Functionality of Pea-Grass Carp Co-Precipitated Dual-Protein as Affected by Extraction pH

Foods. 2022 Oct 9;11(19):3136. doi: 10.3390/foods11193136.

Abstract

Isoelectric solubilisation/co-precipitation (ISP) has been proven to be a better method than blending for preparing plant-animal dual-proteins, which can achieve synergies in the functional properties of heterologous proteins. This paper aims to investigate the effect of extraction pH on the functional properties of co-precipitated dual-protein. The basic composition, subunit composition, solubility, surface hydrophobicity, emulsification and gel properties of co-precipitated dual-protein (Co) prepared from pea and grass carp with pH (2.0, 3.0, 9.0, 10.0 and 11.0) were analysed in this study using ISP. The results showed that the functional properties of Co (Co9, Co10, Co11) prepared by alkali extraction were generally better than those prepared by acid extraction (Co2, Co3). Among them, Co10 has the highest vicilin/legumin α + β value and solubility, while having the lowest surface hydrophobicity, making its emulsification and gel properties superior to other extraction pH values. This study provides an important method reference for preparing plant-animal Co with exceptional functional properties.

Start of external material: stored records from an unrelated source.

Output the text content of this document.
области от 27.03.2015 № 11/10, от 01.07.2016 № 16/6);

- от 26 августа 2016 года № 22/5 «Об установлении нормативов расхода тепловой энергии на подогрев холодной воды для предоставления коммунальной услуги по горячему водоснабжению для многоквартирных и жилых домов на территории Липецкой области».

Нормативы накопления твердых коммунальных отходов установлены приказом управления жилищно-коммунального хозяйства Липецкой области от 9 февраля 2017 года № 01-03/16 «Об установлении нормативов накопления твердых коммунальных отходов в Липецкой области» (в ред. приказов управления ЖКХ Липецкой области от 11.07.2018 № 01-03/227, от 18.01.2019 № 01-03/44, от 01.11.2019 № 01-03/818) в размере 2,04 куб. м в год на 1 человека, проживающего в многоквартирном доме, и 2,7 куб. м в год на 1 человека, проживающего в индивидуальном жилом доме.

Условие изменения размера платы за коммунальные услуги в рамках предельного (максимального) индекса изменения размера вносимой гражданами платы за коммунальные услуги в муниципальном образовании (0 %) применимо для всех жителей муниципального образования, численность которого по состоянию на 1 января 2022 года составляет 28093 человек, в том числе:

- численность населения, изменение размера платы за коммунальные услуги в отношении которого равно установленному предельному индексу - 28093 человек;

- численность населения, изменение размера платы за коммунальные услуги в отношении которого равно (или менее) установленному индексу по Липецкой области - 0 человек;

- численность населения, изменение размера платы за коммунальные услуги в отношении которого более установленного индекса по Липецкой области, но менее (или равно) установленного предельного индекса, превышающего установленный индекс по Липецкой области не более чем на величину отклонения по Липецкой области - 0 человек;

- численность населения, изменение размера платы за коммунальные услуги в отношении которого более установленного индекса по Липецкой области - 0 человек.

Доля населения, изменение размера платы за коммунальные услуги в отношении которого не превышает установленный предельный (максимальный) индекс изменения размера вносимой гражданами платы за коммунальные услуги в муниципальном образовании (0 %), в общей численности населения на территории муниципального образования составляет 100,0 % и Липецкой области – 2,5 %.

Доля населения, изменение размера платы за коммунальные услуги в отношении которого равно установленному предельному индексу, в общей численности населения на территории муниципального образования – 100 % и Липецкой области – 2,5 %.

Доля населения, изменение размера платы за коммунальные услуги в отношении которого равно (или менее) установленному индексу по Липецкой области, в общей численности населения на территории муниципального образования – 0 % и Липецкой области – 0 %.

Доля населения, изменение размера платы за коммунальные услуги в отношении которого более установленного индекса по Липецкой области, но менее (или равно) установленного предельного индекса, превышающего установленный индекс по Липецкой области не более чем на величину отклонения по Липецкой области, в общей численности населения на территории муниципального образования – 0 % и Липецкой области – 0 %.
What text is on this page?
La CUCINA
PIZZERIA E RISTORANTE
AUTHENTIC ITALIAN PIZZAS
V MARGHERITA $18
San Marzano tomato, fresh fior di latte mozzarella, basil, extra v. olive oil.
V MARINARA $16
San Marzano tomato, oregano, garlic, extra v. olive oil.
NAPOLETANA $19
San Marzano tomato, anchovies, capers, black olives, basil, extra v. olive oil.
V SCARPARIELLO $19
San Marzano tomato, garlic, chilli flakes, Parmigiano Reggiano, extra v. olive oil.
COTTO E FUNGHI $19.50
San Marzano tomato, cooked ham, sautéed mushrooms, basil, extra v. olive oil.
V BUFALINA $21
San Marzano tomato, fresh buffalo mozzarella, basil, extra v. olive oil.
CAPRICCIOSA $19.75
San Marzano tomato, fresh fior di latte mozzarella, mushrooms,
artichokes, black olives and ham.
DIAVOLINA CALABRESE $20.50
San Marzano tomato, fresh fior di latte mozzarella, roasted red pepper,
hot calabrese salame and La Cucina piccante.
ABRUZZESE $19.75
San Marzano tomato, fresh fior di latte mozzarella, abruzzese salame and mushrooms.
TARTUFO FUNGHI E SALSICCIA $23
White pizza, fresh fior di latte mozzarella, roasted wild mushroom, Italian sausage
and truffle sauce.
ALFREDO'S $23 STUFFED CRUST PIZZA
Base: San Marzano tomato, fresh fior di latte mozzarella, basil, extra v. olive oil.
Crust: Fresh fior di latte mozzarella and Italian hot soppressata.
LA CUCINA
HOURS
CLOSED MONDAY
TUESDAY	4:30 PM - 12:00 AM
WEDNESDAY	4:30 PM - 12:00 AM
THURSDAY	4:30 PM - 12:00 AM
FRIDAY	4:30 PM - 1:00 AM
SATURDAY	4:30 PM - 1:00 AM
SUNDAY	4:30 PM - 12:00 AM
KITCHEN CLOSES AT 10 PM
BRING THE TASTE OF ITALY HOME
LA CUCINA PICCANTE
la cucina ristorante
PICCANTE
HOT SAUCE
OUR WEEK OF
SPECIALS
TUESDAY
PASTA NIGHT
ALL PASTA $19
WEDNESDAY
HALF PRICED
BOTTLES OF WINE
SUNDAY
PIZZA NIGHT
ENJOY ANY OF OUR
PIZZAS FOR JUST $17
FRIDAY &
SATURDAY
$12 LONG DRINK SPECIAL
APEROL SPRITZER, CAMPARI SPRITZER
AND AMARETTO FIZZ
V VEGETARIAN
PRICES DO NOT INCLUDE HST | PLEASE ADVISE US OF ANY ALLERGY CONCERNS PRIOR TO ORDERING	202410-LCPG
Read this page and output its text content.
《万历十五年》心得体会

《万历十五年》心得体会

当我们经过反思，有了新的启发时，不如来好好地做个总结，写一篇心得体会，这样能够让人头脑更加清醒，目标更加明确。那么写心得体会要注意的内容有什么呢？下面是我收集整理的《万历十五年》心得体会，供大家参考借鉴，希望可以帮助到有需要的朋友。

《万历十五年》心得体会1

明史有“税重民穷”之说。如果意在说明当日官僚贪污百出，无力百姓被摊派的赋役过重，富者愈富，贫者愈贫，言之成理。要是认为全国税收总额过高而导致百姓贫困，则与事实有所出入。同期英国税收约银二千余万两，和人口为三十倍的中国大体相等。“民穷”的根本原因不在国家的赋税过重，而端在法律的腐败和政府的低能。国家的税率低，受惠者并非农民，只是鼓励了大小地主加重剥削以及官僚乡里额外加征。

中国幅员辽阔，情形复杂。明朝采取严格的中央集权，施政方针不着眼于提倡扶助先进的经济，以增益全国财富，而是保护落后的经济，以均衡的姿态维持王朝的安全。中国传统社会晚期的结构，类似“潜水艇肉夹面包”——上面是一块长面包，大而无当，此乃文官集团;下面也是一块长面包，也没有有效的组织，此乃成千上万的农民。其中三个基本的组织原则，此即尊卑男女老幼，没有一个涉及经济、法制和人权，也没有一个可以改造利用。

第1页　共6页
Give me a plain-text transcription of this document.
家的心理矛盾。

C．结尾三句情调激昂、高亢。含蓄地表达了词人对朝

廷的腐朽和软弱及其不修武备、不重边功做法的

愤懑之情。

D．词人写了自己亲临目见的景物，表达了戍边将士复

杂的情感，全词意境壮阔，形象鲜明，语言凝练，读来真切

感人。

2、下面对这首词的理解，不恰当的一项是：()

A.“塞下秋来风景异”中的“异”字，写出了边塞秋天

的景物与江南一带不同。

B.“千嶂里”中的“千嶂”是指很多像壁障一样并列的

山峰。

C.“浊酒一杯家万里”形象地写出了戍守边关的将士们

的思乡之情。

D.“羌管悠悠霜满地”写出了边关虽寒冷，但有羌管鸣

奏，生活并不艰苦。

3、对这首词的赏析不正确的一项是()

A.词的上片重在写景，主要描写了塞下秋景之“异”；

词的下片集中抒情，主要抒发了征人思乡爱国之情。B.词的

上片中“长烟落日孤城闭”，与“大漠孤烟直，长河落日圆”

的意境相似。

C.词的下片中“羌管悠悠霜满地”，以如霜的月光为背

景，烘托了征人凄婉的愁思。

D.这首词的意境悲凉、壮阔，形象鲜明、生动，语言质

Keywords: blended dual-protein; co-precipitated dual-protein; emulsifying properties; gel properties; grass carp; mixed protein; pea; plant protein; surface hydrophobicity.

Grants and funding

This research was funded by the Guangdong Higher Education Institutions Innovation Team (GDOU2016030503), the Natural Science Foundation of Hunan Province (2022JJ50240), the Science and Technology Innovation Program of Hunan Province (2019SK2122, 2019NK4229, 2019TP1028, S2021GCZDYF0535), and the Open Project of Hunan Provincial Key Laboratory (DZPJG202009).